Per esser brevi, citiamo soltanto l’art. 1 del decreto “Sblocca Italia”, nel quale si legge che “in caso di motivato dissenso da parte di un’Amministrazione preposta alla tutela ambientale, paesaggistico territoriale, del patrimonio storico o artistico o alla tutela della salute e della pubblica utilità, la questione, in deroga all’art. 14-quater, comma 3, della legge 7 agosto 1990, n. 241, e successive modifiche e integrazioni, è rimessa alla decisione del Commissario, che si pronuncia entro quindici giorni”. Il che vuol dire che l’interesse all’esecuzione dell’opera (molto spesso inutile o dannosa) prevale sulla tutela del territorio, della salute e dell’incolumità dei cittadini. Si potrebbero peraltro citare una serie interminabile di provvedimenti che vanno in questo senso: si pensi al “Jobs Act”, che ha eliminato con un tratto di penna i diritti dei lavoratori conseguiti dopo decenni di lotta, alla “buona scuola”, che affida tutto a un “manager” e privilegia le scuole dei ricchi al posto di quella pubblica di tutti, alla “riforma della P. A.”, la quale, tra l’altro, ha disposto che il principio del “silenzio assenso” valga anche per le zone vincolate, mentre ha tolto autorità alle Soprintendenze, accorpandole e sottoponendole al Prefetto.

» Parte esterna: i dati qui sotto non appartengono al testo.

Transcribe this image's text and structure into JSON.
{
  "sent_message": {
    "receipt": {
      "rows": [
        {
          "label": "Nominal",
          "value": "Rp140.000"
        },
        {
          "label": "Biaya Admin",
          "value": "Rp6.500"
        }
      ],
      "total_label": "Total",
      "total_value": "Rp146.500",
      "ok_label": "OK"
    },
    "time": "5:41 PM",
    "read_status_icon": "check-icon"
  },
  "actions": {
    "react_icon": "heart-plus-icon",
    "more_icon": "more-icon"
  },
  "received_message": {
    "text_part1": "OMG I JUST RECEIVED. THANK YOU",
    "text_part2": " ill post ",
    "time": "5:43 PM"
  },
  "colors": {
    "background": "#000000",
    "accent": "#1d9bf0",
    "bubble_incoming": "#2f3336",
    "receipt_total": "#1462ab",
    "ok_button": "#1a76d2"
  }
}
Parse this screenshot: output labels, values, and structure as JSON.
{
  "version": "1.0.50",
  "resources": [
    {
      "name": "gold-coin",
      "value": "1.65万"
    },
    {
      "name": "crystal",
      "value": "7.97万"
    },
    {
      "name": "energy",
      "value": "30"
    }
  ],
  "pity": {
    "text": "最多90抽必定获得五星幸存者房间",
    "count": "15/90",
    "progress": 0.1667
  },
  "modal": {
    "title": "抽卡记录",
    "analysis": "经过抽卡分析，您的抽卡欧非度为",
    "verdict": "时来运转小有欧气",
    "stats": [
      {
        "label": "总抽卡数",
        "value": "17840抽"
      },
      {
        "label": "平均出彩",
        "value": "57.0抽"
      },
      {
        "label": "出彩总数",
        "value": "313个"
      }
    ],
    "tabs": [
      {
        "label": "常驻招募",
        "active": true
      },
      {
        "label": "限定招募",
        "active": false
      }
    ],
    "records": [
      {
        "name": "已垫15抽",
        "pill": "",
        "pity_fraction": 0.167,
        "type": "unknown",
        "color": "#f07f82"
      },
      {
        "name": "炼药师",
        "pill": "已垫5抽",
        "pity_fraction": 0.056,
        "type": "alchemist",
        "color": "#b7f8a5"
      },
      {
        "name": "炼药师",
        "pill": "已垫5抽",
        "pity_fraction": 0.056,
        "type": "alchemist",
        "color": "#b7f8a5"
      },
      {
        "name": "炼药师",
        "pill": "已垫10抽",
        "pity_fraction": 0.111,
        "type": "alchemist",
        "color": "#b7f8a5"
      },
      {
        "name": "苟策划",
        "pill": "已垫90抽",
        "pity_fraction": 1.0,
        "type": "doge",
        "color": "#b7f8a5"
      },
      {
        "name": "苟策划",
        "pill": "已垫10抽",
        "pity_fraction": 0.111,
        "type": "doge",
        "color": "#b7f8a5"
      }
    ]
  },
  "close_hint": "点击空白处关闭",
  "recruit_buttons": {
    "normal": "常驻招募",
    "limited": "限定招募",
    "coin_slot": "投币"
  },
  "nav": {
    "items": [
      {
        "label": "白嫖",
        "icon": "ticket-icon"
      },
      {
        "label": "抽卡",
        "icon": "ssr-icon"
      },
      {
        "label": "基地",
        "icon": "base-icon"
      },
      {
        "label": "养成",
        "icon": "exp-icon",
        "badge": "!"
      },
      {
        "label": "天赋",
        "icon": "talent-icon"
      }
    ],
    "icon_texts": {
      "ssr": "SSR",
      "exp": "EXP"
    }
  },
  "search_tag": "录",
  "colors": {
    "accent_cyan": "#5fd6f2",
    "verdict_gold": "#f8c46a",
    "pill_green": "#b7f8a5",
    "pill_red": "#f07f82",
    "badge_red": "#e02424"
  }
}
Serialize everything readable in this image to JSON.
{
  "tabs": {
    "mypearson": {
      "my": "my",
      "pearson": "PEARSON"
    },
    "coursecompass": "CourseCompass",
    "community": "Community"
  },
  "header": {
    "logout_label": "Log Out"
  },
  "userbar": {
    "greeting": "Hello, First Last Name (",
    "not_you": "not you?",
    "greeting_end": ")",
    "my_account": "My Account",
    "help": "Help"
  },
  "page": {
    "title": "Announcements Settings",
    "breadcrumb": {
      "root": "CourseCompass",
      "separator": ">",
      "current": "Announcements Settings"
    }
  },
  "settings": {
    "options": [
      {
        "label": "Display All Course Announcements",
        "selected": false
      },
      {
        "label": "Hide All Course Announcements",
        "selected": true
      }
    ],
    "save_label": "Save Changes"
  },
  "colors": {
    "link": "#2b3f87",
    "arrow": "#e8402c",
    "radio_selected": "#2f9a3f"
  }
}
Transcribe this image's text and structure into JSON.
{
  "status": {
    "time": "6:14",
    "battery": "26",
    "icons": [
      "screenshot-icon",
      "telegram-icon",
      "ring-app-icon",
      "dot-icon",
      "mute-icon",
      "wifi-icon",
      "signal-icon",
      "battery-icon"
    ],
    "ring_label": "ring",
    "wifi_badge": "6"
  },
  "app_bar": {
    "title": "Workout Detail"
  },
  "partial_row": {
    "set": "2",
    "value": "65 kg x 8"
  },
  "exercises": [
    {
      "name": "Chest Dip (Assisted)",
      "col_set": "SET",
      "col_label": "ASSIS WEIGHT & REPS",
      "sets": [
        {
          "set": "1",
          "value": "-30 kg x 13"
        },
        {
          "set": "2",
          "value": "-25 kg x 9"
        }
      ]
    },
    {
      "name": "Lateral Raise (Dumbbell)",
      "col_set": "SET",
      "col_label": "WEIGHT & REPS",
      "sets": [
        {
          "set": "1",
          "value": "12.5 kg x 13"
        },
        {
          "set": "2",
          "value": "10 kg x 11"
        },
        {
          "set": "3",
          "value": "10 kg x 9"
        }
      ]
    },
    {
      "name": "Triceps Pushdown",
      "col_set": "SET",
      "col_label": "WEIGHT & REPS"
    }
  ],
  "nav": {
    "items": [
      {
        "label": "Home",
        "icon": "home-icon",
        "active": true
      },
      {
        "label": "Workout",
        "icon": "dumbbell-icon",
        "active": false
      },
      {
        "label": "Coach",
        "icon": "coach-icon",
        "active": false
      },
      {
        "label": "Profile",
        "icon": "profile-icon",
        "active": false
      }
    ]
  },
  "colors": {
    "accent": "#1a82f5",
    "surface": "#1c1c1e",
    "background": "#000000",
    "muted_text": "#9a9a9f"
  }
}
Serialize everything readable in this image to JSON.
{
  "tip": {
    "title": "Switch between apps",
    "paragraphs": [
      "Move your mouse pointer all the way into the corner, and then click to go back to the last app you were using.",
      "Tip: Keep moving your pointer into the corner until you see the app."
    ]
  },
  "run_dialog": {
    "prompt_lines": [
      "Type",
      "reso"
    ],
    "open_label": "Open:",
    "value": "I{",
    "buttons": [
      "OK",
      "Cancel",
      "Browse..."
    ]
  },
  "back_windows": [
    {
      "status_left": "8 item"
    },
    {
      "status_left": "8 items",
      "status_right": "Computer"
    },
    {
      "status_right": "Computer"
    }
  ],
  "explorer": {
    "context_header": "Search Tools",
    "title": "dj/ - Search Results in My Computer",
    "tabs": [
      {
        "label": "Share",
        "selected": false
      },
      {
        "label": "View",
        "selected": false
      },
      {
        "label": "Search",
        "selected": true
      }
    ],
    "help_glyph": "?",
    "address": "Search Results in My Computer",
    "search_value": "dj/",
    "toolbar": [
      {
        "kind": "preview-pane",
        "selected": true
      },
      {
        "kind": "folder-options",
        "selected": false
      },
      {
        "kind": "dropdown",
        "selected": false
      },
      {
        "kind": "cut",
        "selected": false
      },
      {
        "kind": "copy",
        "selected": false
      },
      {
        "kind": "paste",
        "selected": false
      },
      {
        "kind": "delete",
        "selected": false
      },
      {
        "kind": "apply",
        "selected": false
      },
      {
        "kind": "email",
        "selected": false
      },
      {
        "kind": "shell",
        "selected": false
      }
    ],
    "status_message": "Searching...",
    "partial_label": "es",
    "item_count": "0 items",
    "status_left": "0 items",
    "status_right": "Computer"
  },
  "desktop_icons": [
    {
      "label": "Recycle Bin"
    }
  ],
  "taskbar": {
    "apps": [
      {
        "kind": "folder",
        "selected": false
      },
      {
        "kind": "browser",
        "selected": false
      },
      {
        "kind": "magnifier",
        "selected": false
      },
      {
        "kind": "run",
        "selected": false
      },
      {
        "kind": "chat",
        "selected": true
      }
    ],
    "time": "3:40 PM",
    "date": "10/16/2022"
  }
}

Ciò detto si capisce che Renzi dice il vero quando annuncia che, se perdesse il referendum, lascerebbe la politica: egli, evidentemente, ha assicurato ai suoi sostenitori “finanziari” che avrebbe cancellato la nostra Costituzione Repubblicana. Cosa che, come si è visto, è resa possibile attraverso la modifica costituzionale in esame in rapporto alla nuova legge elettorale detta Italicum. Una combinazione di leggi che consegnerebbe il Parlamento ed il Paese ad una minoranza, divenuta, per la “magia” delle modifiche renziane, una “maggioranza fittizia”, facilmente manovrabile dal Capo del governo.
Ecco allora che si rende necessaria la battaglia referendaria che sta per iniziare: dire chiaramente NO a questa riforma costituzionale ed a questa legge elettorale rappresenta un dovere per ogni cittadino Italiano ed una necessità improrogabile per l’interesse dell’intero nostro Paese.